A German-led effort to establish a “contact group” to negotiate a Russian stand-down in the occupied region – which the EU has set as a prerequisite for Moscow to avoid travel bans and asset freezes on top officials – was foundering, with Sergei Lavrov, Russian foreign minister, saying western proposals “did not fully satisfy us”.
In a meeting with Vladimir Putin, Russian president, Mr Lavrov laid blame for the diplomatic stalemate at the feet of John Kerry, saying the US secretary of state had cancelled a trip to Moscow at the weekend and was insisting Russia recognise the new government in Kiev.
A Russian foreign policy official said Moscow did not reject the contact group in principle but refused to tie any start of talks to the question of the Ukrainian government’s legitimacy. “Any attempt at addressing the problems in Ukraine must involve a return to constitutional order in that country,” said the official.
With little movement on western demands for de-escalation in Crimea, even officials in Germany, long the most resistant to taking a hard line against Russia, acknowledged sanctions appeared inevitable.

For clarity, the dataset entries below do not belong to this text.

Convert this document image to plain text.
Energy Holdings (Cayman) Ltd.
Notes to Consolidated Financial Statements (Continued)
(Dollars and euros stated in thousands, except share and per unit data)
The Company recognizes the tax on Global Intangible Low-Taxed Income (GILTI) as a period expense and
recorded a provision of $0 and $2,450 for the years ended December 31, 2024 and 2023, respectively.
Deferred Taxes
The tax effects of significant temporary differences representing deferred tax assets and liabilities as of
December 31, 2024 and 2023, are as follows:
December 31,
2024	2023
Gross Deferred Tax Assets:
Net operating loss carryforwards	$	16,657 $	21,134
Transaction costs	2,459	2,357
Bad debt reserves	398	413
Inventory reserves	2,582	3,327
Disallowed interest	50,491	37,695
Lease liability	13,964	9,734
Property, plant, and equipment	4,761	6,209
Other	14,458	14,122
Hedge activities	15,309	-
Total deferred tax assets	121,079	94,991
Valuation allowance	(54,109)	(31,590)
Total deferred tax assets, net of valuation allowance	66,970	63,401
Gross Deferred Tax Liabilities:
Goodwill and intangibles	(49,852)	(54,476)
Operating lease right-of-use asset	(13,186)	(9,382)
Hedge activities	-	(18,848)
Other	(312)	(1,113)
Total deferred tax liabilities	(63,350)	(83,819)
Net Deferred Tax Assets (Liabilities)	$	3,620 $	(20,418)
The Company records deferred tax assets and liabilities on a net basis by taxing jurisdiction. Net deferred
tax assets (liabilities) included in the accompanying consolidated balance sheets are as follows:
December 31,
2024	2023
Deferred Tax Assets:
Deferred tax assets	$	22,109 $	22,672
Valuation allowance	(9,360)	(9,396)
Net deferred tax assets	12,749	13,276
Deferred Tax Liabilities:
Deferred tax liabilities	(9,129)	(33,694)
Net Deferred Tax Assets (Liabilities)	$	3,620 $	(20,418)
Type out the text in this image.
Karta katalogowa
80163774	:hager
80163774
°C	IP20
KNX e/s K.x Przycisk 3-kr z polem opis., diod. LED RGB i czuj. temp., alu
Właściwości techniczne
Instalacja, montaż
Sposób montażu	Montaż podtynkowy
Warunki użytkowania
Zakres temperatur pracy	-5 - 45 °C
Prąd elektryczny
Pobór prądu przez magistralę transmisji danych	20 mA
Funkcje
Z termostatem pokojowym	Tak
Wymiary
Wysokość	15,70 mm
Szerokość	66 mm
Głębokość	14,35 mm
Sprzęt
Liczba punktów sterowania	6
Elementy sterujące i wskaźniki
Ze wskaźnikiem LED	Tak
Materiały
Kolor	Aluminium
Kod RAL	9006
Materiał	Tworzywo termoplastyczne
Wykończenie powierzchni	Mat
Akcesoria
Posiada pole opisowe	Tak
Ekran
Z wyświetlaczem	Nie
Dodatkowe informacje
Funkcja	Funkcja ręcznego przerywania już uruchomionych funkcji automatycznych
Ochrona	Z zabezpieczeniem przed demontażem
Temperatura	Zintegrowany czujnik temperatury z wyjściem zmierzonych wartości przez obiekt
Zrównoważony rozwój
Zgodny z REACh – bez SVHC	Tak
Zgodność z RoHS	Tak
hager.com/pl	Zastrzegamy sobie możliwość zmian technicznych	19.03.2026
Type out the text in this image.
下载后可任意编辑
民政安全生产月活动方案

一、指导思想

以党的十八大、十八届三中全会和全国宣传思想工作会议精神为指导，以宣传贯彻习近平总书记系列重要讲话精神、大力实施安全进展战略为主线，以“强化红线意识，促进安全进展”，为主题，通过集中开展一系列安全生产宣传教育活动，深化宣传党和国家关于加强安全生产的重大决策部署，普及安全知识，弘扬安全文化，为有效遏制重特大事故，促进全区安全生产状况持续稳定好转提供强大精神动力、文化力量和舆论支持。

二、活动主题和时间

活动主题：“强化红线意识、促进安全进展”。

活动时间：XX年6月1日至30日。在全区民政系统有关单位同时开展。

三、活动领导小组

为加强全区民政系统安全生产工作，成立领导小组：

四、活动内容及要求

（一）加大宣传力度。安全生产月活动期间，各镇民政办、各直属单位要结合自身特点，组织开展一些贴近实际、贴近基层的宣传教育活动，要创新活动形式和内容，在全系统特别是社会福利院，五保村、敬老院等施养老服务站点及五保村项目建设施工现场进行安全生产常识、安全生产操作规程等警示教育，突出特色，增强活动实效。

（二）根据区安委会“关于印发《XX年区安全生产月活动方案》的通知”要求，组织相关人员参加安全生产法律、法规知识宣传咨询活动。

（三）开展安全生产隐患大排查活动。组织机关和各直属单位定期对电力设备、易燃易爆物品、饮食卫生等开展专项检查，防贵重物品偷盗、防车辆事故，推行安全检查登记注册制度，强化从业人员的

“The Russian side has not shown readiness to participate in such a process,” said a spokesman for Angela Merkel, the German chancellor. “We appeal to them to change this position in the near future. The time for a conversation and rapprochement is short.”
At the same time, Brussels was preparing unilateral trade concessions that could be set out as early as Tuesday that would cut or eliminate customs duties on all Ukrainian products coming into the EU. The move, if approved by EU member states, would save Ukraine an estimated €487m on exports every year and further link Kiev to the EU, a shift Moscow has assiduously worked to avoid.

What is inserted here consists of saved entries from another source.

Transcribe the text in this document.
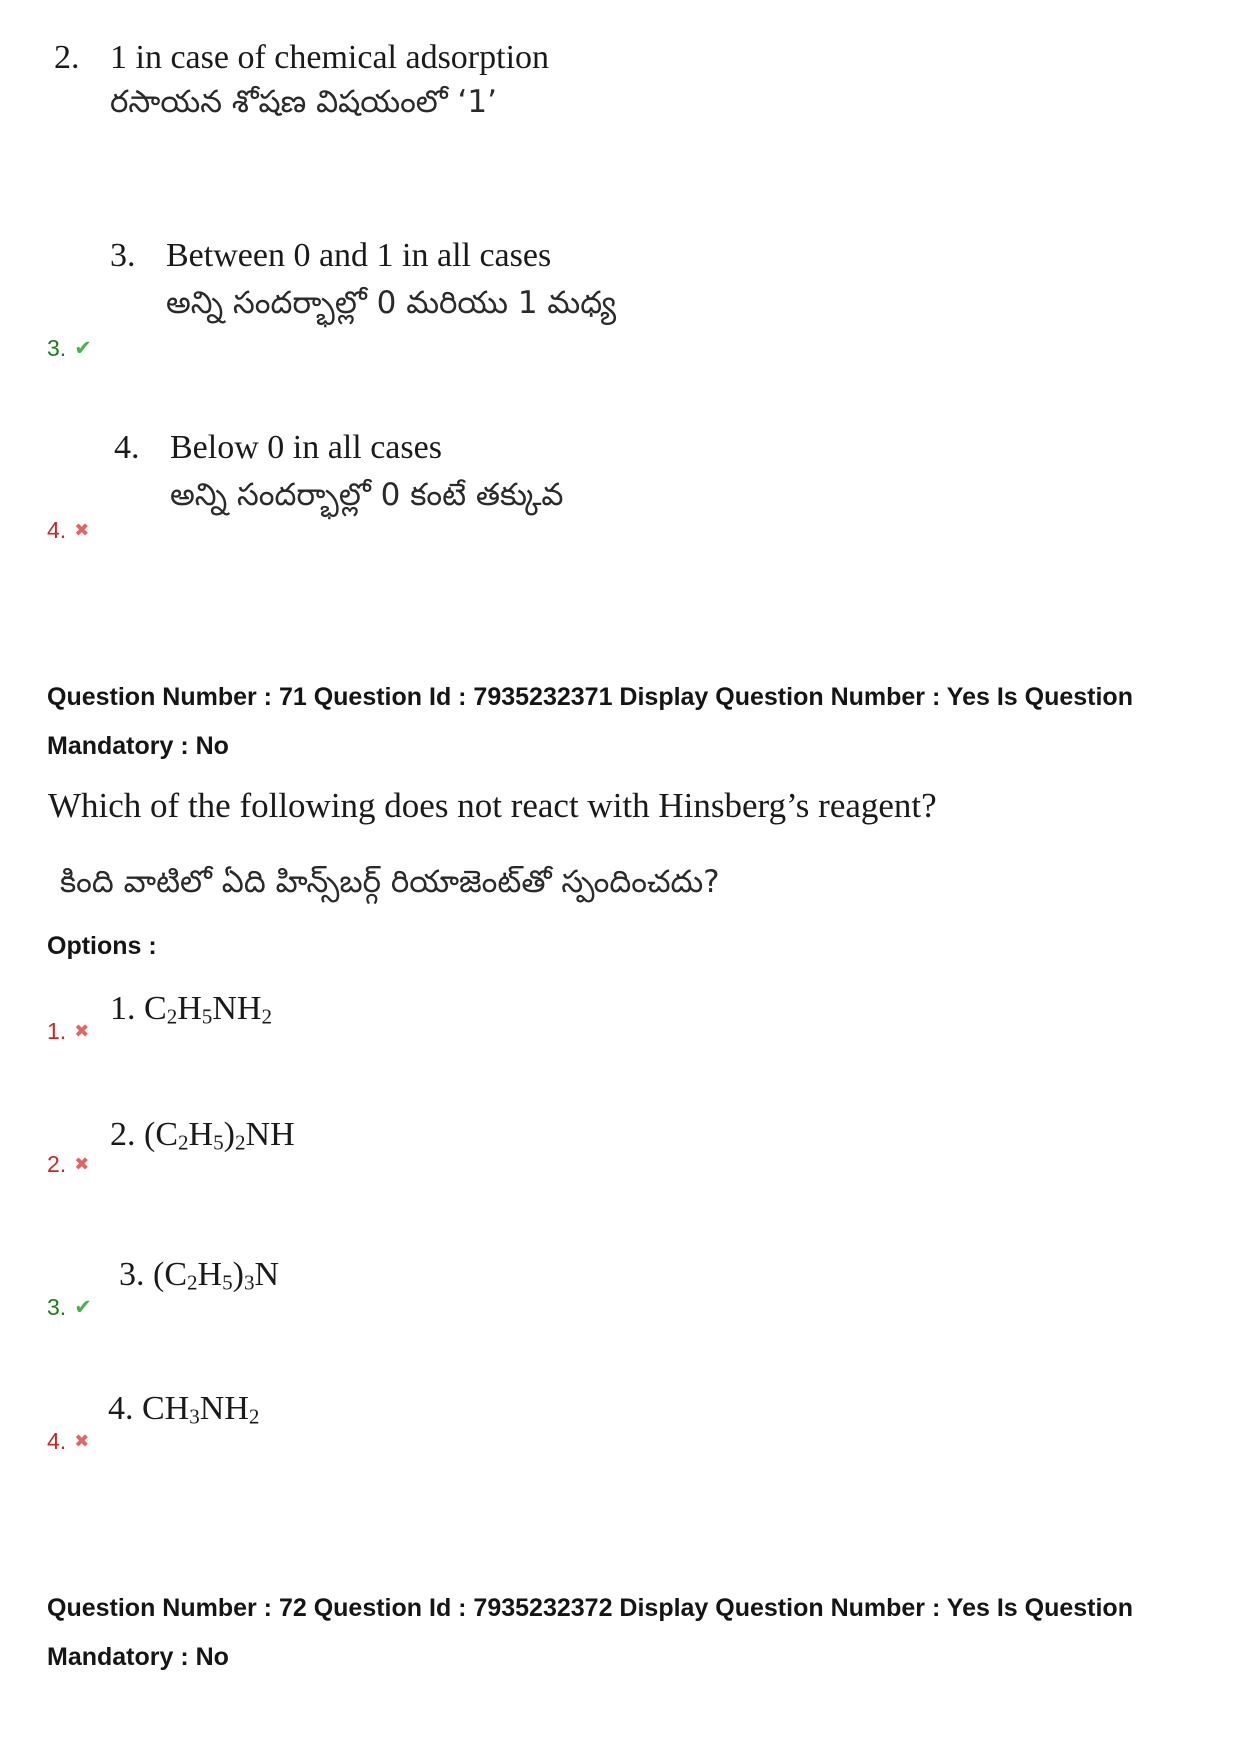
2. 1 in case of chemical adsorption
రసాయన శోషణ విషయంలో ‘1’
3. Between 0 and 1 in all cases
అన్ని సందర్భాల్లో 0 మరియు 1 మధ్య
3. ✔
4. Below 0 in all cases
అన్ని సందర్భాల్లో 0 కంటే తక్కువ
4. ✖
Question Number : 71 Question Id : 7935232371 Display Question Number : Yes Is Question
Mandatory : No
Which of the following does not react with Hinsberg’s reagent?
కింది వాటిలో ఏది హిన్స్‌బర్గ్ రియాజెంట్‌తో స్పందించదు?
Options :
1. $C_2H_5NH_2$
1. ✖
2. $(C_2H_5)_2NH$
2. ✖
3. $(C_2H_5)_3N$
3. ✔
4. $CH_3NH_2$
4. ✖
Question Number : 72 Question Id : 7935232372 Display Question Number : Yes Is Question
Mandatory : No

Kiev has also announced it will sign political chapters in the controversial integration treaty with the EU next week. It was the rejection of that treaty by the Russian-backed Ukrainian government of Viktor Yanukovich in November that set off the current crisis.
The twin moves to punish Moscow and embrace the pro-EU government in Kiev come as pessimism grows among diplomats that they will be able to head off a scheduled referendum on independence in Crimea set for Sunday, which western leaders have condemned as illegitimate.

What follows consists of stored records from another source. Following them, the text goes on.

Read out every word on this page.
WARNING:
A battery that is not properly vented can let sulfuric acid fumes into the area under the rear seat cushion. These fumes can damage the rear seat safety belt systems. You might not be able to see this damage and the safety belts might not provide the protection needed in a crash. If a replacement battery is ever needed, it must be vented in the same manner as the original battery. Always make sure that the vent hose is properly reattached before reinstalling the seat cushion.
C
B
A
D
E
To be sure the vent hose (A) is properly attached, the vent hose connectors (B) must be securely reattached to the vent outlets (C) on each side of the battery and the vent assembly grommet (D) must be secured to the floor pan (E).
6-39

Officials from the EU, the US and the UK will meet in London on Tuesday to begin drawing up a list of which Russians might be affected by sanctions. EU foreign ministers will then discuss and approve that list next Monday if Russia makes no attempt to establish diplomatic communication with Ukraine and tries to ratify the Crimean referendum.
The Council of Europe, the intergovernmental human rights group of which Russia and Ukraine are both members, announced it was preparing its own legal opinion on the referendum.
Mr Lavrov said his ministry had presented proposals aimed at “returning the situation to the framework of international law and to honour the interests of all Ukrainians”. He added that he had invited Mr Kerry for talks in Moscow on Monday, but the US secretary of state had called him on Saturday and said he wanted to postpone the visit.
Even without a formal decision on sanctions, Brussels moved on Monday to turn up the heat on Moscow on the energy front by delaying a decision that would have allowed the Russian state-owned energy giant Gazprom to deliver more gas to central Europe by circumventing Ukraine.
Gazprom last year asked for EU approval to increase its capacity through the Russian-owned Opal pipeline, which runs from the Baltic sea into central Europe through eastern Germany and has had its flows limited by EU competition laws – currently at half its 36bn cubic metres a year capacity, according to company data.
Although German authorities have approved Gazprom’s request to use Opal at full capacity, the European Commission announced on Monday it needed more technical reviews of the application. EU officials, however, privately acknowledged the move was geopolitical as much as technical.
On a recommendation from Nato’s military commander, the alliance on Monday decided to start patrols of Awacs reconnaissance aircraft in Poland and Romania, as part of what a spokesman said was “part of the alliance’s efforts to monitor the crisis in Ukraine”. The aircraft will fly from bases in Germany and the UK.